As Margie the pregnant cop lies beside Norm the duck painter on a deep Minnesota winter night, staring bleary-eyed at the Nature program on their bedroom TV, she's trying to solve a murder mystery. On Lana`i, we're trying to solve the mystery of how to live our lives together.
As the summer wears on, no one tries harder than Michael, who turned twelve a couple of weeks before we flew out here. A casual observer might mistake Michael's preference for solitude for the grim brooding associated with classmates he refers to as Goths.
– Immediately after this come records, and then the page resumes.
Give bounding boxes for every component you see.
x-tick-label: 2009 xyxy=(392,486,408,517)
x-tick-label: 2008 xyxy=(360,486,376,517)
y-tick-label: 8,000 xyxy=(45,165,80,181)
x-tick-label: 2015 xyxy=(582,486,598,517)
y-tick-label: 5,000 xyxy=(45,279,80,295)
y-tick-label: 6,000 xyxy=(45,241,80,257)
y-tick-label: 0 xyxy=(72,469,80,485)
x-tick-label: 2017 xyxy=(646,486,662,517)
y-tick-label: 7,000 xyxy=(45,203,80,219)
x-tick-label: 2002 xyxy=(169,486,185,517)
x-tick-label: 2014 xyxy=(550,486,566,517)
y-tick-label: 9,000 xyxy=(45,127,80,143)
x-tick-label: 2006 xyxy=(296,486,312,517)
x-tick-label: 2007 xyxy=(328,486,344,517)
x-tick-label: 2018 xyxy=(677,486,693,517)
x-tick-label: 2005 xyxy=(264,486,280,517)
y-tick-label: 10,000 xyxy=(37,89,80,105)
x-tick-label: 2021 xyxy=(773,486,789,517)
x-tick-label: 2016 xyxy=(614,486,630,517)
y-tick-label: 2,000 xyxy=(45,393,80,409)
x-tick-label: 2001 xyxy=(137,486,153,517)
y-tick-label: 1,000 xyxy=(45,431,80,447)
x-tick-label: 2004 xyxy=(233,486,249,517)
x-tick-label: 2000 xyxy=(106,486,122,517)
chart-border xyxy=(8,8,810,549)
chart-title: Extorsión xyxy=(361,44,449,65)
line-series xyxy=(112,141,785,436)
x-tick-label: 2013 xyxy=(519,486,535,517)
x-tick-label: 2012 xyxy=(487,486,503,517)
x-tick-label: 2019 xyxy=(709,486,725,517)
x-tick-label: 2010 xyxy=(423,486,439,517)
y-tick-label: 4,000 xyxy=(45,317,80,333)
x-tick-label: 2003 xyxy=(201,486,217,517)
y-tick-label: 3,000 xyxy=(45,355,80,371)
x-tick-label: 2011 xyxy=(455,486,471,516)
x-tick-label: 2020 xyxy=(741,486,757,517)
But from what I can tell, Michael's private thoughts are seldom grim or selfish. Most of the time he seems to be worrying about the rest of us, particularly Daniel. Michael is reluctant to talk about personal things; nevertheless, not long after Independence Day I begin to sense he has something he wants to say.
On a cool evening in mid-July I take advantage of the fact that your mother is feeding you, and ask Michael to go for a walk. We take the northern route through town, up-camp, through long pine shadows stretching across the park, past tiny tin-roofed plantation cottages, up Ke-o-muku Road on past the elegant Lodge at Ko`ele. We don't say much until the magnificent copper roof of the Lodge is behind us. Then Michael says simply: Dad?
I don't reply, just keep walking along the edge of the gray asphalt road, waiting for Michael to find his own way to his question. Around us, the white, white world is changing once more. To the west, above the abandoned pineapple fields overgrown with weeds, the sun sinks toward the aluminum blue surface of the sea. The low, bending light is golden, laminating the open plain with a honey tint. In the gilded light Michael's face looks bronze but soft, as the brave but frightened young prince of Maui might have looked when he came ashore here half a millennium ago, banished by his father to the Island of Ghosts.
What kind of life do you think Daniel's going to have when he grows up?
I draw a deep breath and think about this before answering. An independent life, I hope. With a job and a place of his own to live. That's what your mom and I want for him.
Michael's brow tightens as we climb a rise toward the point where Ke-o-muku Road bends east over the backbone of the mountain. But what kind of job could he have?
I honestly don't know. It depends on who Daniel turns out to be.